Elle avait réussi à se sortir de son immeuble effondré .Comment ? Elle ne se souvenait plus. Le chien marchait à ses côtés, elle sentait son flanc chaud sur sa cuisse nue, ça la rassurait. La ville avait disparu  et n’était plus que  tas de gravats, monticules de pierres, débris de toutes sortes. Elle ne reconnaissait plus rien. Elle essuya son visage ensanglanté de sa main, il était poisseux et sa blessure sur le front lui faisait mal. Le chien la regarda  d’un air interrogateur. C’est à ce moment-là qu’elle recouvra l’usage de son ouïe : des sons terribles pénétrèrent dans  sa tête à la rendre folle. Des sirènes hurlaient. Des gens hurlaient. La ville s’écroulait avec des bruits de craquements d’os. Des geysers de feu sortaient des décombres embrasant tout ce qui restait debout.  D’épaisses fumées âcres tournoyaient dans l’air, piquant violemment les yeux.  Elle s’assit par terre, ferma les paupières et se boucha les oreilles.

-Assez ! cria –t-elle à la manière d’une bête blessée.

Elle sentit la truffe humide du chien sur ses genoux.

-Toi aussi tu as tout perdu ? lui dit-elle  en sanglotant.

Autour d’eux des murs tombaient, des gens fuyaient, pleuraient, ensanglantés, les vêtements en lambeaux.  Que s’était-il passé ?

-Levez-vous mademoiselle, lui dit une femme, il faut quitter la ville avant les retombées.

-Les retombées ?

-Les poussières toxiques  vont retomber,  autant être le plus loin possible  de la ville.

Elle se releva avec précaution. Voyant ça, son interlocutrice reprit sa marche rapide dans le flot hagard et dépenaillé qui sortait des ruines. Elle hésita un instant, un court instant, laissait-elle quelqu’un sous l’amas de pierres qu’était devenu son immeuble ? Sa mémoire bloquait encore. Ses seuls souvenirs étant ceux de sa sortie de cet enchevêtrement de plaques de ciment brisées.  Mécaniquement, une de ses jambes s’avança, suivit par l’autre. C’est ainsi qu’elle rejoignit les survivants, le chien toujours à ses côtés. Elle marcha, marcha encore comme tous ses compagnons d’infortune, pour échapper au pire.

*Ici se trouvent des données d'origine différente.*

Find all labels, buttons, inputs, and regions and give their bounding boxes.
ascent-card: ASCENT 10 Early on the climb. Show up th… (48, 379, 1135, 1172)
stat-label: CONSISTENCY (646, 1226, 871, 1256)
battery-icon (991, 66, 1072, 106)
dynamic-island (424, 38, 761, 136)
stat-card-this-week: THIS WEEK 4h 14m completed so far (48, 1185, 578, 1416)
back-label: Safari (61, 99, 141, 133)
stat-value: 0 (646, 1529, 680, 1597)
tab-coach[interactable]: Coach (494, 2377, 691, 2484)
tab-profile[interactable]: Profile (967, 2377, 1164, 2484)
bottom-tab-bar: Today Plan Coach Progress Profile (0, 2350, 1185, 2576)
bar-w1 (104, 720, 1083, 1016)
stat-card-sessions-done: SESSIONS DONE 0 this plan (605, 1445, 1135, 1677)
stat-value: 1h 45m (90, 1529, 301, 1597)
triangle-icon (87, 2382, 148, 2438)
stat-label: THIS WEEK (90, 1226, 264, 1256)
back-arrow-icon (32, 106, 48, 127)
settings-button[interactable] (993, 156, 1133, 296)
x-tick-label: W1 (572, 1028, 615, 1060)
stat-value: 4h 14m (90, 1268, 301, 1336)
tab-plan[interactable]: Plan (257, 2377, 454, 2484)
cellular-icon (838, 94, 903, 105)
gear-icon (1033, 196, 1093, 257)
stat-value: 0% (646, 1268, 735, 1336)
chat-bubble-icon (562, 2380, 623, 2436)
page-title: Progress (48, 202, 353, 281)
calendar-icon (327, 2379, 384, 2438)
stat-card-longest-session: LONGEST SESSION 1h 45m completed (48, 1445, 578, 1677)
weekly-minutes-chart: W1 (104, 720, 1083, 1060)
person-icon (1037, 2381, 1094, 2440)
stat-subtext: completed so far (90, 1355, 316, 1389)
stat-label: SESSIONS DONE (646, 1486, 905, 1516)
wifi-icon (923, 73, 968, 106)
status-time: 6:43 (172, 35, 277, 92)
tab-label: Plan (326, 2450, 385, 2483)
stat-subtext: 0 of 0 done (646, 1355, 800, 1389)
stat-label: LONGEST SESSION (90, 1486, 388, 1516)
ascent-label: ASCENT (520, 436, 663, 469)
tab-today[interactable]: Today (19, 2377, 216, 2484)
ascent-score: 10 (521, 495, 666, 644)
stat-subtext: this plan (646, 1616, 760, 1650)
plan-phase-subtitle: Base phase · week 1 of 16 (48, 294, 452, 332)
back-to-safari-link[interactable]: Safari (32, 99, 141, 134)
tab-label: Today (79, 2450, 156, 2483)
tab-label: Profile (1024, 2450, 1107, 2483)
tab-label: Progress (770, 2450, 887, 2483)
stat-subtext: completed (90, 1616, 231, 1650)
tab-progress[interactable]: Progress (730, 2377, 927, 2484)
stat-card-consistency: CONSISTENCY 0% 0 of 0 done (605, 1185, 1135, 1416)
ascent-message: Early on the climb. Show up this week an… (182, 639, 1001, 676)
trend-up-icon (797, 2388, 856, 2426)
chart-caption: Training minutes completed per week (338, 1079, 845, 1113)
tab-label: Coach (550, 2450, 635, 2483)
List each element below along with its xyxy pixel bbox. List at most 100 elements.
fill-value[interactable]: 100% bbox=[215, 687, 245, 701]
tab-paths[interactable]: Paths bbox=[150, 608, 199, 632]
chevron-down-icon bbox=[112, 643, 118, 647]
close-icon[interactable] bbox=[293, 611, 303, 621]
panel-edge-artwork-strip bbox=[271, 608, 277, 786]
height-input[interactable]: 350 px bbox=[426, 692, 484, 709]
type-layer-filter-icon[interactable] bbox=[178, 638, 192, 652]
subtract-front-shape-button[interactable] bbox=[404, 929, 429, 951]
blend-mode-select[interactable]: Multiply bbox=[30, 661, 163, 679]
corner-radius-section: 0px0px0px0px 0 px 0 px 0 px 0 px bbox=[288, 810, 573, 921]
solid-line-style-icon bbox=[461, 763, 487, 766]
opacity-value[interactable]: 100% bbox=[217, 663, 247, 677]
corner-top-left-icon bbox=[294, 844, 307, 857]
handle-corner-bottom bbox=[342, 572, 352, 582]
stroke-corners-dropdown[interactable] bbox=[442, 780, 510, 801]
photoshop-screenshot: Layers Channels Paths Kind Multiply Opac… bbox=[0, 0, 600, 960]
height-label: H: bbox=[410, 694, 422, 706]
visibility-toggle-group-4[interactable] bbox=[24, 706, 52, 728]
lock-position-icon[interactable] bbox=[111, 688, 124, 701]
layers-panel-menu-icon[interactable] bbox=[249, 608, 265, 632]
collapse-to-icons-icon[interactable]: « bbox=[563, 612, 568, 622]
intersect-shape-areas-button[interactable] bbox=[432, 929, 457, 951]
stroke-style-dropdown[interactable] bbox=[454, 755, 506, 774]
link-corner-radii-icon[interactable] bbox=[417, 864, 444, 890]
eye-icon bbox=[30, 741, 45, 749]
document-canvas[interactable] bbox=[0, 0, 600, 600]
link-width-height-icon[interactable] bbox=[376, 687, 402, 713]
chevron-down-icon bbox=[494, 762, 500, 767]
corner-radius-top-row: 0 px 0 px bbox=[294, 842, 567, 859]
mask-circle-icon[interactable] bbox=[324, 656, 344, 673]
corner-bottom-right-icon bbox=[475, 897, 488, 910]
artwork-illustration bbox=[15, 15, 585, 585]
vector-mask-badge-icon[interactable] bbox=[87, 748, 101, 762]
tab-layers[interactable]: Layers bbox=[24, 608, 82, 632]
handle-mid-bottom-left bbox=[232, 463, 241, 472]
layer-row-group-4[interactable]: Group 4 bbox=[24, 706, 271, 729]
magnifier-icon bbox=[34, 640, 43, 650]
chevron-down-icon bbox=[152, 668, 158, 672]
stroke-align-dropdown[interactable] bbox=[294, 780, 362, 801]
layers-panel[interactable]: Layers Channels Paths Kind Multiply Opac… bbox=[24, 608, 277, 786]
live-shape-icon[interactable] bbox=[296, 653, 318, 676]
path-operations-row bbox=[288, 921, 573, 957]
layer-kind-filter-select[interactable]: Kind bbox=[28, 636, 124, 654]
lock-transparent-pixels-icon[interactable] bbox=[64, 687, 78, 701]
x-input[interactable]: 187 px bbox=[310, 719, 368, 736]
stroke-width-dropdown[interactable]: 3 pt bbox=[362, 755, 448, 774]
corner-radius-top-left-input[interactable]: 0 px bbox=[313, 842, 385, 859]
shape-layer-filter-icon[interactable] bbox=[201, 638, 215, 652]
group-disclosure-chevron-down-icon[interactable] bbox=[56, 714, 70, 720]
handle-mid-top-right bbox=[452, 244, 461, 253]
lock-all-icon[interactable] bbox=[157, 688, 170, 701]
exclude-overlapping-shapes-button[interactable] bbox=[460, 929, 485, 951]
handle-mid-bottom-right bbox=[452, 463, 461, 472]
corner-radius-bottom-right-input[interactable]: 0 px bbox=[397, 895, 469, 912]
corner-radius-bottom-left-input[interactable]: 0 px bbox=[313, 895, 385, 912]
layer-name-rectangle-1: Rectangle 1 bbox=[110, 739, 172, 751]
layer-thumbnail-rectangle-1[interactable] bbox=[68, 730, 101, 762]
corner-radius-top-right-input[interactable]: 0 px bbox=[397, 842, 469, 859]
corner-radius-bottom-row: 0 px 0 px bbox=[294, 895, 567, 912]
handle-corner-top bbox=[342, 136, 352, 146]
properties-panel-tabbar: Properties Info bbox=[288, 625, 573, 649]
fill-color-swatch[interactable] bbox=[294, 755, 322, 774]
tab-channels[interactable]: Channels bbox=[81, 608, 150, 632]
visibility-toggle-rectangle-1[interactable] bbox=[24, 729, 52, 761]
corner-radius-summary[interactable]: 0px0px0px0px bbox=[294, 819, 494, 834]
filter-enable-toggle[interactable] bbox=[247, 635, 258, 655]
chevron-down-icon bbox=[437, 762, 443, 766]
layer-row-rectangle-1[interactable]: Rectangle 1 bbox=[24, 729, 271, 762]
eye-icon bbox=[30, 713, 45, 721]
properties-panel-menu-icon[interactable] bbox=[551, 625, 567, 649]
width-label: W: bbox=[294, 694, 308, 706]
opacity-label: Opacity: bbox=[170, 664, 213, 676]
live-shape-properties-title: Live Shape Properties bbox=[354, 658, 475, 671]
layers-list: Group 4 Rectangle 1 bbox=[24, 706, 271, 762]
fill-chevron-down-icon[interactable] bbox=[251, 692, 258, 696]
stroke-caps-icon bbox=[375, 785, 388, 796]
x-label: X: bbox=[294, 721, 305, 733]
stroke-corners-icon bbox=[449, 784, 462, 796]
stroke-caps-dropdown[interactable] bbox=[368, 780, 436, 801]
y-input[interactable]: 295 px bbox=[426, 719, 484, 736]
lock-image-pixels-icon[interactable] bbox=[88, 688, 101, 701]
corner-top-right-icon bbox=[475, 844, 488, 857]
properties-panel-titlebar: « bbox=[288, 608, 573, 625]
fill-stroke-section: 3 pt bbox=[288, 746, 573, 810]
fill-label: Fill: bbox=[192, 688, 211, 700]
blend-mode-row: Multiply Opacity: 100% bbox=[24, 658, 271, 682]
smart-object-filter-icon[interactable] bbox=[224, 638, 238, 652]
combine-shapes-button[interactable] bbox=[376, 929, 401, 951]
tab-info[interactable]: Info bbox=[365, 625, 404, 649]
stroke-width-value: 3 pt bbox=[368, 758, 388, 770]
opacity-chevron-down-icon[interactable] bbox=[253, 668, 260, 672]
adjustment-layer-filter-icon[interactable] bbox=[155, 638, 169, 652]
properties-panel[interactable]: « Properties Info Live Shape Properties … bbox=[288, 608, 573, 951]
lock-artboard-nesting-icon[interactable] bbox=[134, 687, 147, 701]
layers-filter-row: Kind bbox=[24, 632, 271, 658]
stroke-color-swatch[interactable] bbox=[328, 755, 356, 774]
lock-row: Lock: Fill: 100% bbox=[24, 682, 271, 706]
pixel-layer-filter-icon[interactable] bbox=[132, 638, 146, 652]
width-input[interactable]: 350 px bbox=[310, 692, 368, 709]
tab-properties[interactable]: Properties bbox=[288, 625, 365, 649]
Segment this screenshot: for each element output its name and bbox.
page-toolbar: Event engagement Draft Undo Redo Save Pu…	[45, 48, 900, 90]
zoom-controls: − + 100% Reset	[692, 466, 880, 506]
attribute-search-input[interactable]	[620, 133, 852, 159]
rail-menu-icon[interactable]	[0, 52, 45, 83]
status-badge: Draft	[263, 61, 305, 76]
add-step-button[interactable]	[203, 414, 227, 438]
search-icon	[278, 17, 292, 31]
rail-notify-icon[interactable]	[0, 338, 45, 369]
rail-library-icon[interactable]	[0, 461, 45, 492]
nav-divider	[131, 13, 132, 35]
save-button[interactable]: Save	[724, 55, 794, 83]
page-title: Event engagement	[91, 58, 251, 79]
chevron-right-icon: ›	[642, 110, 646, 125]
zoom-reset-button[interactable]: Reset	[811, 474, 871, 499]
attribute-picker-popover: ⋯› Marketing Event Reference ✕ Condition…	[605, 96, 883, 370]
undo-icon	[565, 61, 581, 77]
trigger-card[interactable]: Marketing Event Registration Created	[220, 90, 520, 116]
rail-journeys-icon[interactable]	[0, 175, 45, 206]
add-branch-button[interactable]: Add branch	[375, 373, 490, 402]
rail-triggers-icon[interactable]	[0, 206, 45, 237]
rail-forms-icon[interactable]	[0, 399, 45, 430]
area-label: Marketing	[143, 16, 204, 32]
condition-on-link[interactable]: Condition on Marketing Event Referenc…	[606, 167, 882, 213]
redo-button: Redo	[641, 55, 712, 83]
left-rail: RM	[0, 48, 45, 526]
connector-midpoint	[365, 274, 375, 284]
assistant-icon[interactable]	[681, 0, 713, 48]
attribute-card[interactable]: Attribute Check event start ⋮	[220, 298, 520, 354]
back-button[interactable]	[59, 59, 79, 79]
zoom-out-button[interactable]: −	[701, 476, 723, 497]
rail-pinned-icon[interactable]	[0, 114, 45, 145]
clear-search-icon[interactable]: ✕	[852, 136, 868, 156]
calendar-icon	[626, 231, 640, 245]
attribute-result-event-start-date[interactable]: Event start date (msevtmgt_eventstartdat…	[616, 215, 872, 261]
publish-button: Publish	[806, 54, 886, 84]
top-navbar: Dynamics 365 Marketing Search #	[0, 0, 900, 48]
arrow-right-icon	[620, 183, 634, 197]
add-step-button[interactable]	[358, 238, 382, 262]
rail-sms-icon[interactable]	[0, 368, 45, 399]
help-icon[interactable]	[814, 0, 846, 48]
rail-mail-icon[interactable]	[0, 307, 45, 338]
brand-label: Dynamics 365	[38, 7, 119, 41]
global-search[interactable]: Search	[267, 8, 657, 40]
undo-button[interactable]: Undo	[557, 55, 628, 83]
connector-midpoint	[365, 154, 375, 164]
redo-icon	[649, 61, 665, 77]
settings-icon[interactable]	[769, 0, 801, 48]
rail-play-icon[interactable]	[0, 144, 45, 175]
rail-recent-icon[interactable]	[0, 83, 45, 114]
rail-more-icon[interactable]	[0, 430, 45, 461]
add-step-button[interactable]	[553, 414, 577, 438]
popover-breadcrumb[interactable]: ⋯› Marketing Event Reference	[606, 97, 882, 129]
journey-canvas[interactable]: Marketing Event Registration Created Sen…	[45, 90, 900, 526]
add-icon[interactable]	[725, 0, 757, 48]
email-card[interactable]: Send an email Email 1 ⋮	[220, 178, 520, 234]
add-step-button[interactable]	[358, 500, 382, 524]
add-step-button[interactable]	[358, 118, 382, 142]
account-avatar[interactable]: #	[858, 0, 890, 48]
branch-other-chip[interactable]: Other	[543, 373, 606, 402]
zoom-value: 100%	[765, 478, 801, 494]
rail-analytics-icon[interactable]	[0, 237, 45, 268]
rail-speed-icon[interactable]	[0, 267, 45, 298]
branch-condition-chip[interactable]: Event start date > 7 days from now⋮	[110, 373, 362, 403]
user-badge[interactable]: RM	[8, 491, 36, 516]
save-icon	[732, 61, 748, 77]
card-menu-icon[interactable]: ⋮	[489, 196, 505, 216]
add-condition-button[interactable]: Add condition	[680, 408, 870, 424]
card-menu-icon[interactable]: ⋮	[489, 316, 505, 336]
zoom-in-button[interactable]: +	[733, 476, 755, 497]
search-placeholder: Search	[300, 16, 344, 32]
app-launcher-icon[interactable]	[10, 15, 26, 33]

La tête vide, encore en pleine sidération, elle avançait sans réfléchir. Autour d’elle, des gens parlaient un peu. C’est ainsi qu’elle apprit qu’il y avait eu une déflagration avant que tout s’écroule. Elle tenta de se remémorer cet instant crucial sans y parvenir.  Le chien la regardait parfois d’un air inquiet.

-On se connait tous les deux ? demanda-t-elle en lui caressant la tête.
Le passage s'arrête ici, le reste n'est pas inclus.